On September 18, 2020, Justice Ruth Bader Ginsburg passed away, leaving open a new seat in the Supreme Court. After much debate and controversy, Amy Coney Barrett was officially sworn in as a Supreme Court Justice on October 27, 2020.
The Democrats wanted to wait until after the election as the Senate did in 2016 after the death of Justice Antonin Scalia. President Obama’s nominee Merrick Garland was struck down by the Republican-majority Senate. At the time Republican Senator Lindsey Graham of South Carolina was quoted saying that vacancies leading up to elections should not be confirmed.
The Republicans argued that it is the president’s duty to nominate a replacement for the Senate to vote. With a Republican-majority Senate, President Trump’s nominee would represent their party better in the Supreme Court, ignoring the precedent previously set.
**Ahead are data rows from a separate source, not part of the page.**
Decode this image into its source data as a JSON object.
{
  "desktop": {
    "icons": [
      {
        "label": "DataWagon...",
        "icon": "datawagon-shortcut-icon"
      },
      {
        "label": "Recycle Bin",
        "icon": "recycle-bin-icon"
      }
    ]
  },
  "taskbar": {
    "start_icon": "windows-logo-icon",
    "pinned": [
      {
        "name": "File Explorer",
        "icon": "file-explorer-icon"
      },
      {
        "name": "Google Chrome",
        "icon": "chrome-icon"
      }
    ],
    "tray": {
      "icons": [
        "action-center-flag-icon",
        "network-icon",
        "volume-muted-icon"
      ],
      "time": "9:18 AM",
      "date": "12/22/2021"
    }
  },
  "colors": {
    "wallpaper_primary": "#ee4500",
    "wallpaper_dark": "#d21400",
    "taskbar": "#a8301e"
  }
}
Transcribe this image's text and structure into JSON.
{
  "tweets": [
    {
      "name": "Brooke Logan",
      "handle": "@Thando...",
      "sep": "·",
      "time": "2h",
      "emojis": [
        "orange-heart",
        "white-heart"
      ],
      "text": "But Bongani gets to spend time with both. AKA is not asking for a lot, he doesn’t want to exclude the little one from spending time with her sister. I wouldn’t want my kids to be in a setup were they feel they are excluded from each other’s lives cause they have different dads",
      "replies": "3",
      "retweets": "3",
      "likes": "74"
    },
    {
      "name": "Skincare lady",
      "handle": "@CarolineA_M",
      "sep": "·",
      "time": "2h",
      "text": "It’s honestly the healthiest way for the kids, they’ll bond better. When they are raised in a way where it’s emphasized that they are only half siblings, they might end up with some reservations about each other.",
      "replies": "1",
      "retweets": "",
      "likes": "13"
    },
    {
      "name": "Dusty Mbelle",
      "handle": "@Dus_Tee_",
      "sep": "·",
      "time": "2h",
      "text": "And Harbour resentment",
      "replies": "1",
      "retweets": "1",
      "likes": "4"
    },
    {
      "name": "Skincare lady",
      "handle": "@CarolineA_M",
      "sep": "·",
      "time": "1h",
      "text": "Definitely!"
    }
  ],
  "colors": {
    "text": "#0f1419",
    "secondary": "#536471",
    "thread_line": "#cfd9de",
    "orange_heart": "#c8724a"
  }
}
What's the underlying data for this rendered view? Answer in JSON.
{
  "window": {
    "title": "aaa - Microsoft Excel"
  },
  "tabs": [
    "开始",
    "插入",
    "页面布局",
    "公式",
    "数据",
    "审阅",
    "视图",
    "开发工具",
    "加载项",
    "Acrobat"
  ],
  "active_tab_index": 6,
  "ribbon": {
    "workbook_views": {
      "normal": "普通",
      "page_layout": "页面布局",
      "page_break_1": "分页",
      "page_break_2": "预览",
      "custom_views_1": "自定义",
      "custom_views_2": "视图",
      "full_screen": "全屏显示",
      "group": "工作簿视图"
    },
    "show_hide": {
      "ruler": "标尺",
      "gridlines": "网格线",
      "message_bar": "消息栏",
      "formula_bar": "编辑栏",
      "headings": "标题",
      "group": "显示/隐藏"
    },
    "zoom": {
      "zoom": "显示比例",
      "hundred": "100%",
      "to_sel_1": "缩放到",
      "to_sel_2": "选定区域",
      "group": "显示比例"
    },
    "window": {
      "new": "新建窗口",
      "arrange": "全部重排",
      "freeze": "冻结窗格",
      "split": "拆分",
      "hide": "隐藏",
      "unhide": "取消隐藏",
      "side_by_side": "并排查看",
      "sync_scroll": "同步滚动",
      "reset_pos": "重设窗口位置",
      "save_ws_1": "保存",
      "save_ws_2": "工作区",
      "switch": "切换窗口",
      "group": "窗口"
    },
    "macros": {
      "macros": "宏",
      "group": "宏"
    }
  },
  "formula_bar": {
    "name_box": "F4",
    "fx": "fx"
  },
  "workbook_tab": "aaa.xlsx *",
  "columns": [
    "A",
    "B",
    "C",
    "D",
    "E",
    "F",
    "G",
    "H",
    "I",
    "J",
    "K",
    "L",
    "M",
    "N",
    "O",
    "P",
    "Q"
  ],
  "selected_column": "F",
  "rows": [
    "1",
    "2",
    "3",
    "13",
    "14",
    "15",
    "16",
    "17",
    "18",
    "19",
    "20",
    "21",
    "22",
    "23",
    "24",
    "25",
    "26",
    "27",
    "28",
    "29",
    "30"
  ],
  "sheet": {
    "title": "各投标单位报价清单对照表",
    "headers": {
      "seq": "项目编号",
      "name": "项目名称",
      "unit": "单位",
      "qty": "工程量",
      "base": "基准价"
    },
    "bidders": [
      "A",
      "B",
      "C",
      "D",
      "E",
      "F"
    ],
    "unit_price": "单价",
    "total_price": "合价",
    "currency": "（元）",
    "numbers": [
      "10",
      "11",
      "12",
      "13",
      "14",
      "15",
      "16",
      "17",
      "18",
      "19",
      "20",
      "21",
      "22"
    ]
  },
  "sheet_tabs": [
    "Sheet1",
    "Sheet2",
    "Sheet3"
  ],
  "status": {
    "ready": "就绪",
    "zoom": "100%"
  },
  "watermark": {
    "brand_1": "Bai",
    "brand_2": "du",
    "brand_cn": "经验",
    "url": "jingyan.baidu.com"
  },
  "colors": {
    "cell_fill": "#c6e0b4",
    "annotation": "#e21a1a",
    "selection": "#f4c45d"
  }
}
Regardless of this partisan divide, President Trump made the decision to appoint Judge Amy Coney Barrett, a religious Christian woman with conservative views. After her nomination, the New York City Bar stated that she was “qualified to serve as a Supreme Court justice, with Reservations.” When making this statement, the City Bar determined that she met three out of eight criteria.
There is concern that Barrett’s religious values will interfere with her judgment. She and her family are part of a small Christian religious sect known as “People of Praise.” While women are encouraged to seek high intelligence and rewarding careers, men assume leadership roles. Prior to her nomination, Barrett held the title of “handmaid,” a high-ranking female position.
Serving on the Supreme Court, concerns were also raised that Barrett could interfere with LGBTQIA+ rights. It is unclear where Barrett leans with regard to this issue. Barrett is also openly pro-life, which leads to concerns that she will vote to overturn Roe v. Wade.
Though Barrett’s religion sparks criticism from some, white evangelicals comprise much of her support. Making religious rulings in her past, American Christians are put at ease by her strong familial values. With a husband and seven children, Barrett once spoke out about her family in 2017, saying “Our children are my greatest joy, even though they deprive me of any reasonable amount of sleep.”
During the Presidential and Vice Presidential debates, questions were raised regarding court packing in response to the 6-3 conservative majority. Neither Joe Biden nor Kamala Harris dismissed the possibility of packing the court, adding more justices to balance the divide. Though allowed by the law, this practice is controversial because the Supreme Court has been composed of nine justices since 1869 and is seen as an attempt to gain power. But it is likely that Joe Biden would aim to pack the court as president, pleasing his supporters and angering his opposers.